Онлайн чтение книги Пробитое пулями знамя
3

Поглядывая временами в окно, Лебедев размашисто набрасывал текст прокламации. Ему хотелось закончить работу до наступления сумерек. Вечером на этой квартире у него должна была состояться встреча с представителем Союзного комитета. С кем именно — он не знал.

По небу бесконечно ползли низкие серые тучи. Неделю тому назад здесь выпал первый снег, потом растаял. Холодный ветер смел оставшиеся кое-где снежинки и теперь гнал вдоль улиц города опавшие, скоробленные листья тополей, тряс и шатал скрипучие ставни. Пешеходы поворачивались к ветру спиной, закрывали ладонями лица, — все равно пыль, густая, колючая, слепила им глаза.

Держа в растопыренных пальцах махотку с молоком, а свободной рукой обжимая подол платья, как пузырь, надутого ветром, Васёнка, хозяйкина дочь, перебежала через дорогу. Мать встретила ее у калитки, отобрала махотку и стала сердито выговаривать — в молоко насыпалась пыль.

Мать Васёнки, Фаина Егоровна, хорошая женщина, только очень жизнью замученная. У нее муж убит под Вафангоу еще в начале войны, а брат, безрукий калека, лежит в иркутском госпитале. Живет она стиркой белья. Жалуется: солдаток много, а работы постоянной нет, все стирку ищут. Что другое сумеют сделать простые женские руки? Заказчиков все труднее найти, а если найдешь — работай на них совсем за бесценок. Только-только расходы на мыло оправдаешь, а себе почти нет ничего. Девочку пора бы в школу послать. А как пошлешь, когда нет у нее ни обуви, ни одежды зимней? И белье гладить уже хорошо она научилась. Грамота — дело, конечно, нужное, а хлеба лишний кусок заработать поможет — это нужнее.

Быстрые строки одна за другой из-под пера Лебедева ложились на бумагу:

«…каждый день войны — это новые осиротевшие семьи, десятки и сотни калек, тяжелые муки ни в чем не повинных людей. И это — новые тысячи и миллионы у купцов и царских чиновников, жаждущих легкой наживы. Что им до горя народного? Что им до крови народной? Штыки солдат пока все еще повернуты на восток. А за спиной у солдат царю и его своре творить свои бесчинства над рабочим людом легко и безнаказанно. Так кажется венценосному негодяю. Но мы считаем иначе. Чаша нашего терпения переполнилась…»

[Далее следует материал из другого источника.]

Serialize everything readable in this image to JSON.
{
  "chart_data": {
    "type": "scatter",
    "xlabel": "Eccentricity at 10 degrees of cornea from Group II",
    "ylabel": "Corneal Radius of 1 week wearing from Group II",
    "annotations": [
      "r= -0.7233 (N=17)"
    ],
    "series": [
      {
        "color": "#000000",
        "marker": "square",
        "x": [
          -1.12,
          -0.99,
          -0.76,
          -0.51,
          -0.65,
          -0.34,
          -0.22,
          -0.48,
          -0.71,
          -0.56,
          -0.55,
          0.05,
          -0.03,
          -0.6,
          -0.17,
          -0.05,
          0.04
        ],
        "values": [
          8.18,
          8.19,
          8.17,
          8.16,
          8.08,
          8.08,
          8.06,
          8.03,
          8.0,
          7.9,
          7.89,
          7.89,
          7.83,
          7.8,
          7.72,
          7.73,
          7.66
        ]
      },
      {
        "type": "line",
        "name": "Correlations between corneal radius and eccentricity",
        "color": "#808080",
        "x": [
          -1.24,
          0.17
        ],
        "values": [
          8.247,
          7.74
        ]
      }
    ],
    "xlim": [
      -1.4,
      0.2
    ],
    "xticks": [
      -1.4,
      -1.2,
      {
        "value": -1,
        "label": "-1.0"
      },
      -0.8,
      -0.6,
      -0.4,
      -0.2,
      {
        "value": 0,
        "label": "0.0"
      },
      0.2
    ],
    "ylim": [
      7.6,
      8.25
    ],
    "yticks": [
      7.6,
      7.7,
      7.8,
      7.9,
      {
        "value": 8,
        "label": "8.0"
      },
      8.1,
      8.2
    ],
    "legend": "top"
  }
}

Лебедев снова глянул в окно. В том же месте, где несколько минут тому назад пробежала Васёнка, утопая ногами в сыпучем песке, переходил дорогу высокий мужчина. Лица его не было видно, он, как и большинство пешеходов, закрывался от пыли воротником. Но Лебедев сразу узнал по походке — Буткин. Со времени прошлогодней стычки на массовке в Шиверске и после ареста Буткина Лебедев с ним не встречался. Буткин направляется определенно к дому Фаины Егоровны… Лебедев поморщился: вот уж подлинно лихим ветром несет сюда этого человека.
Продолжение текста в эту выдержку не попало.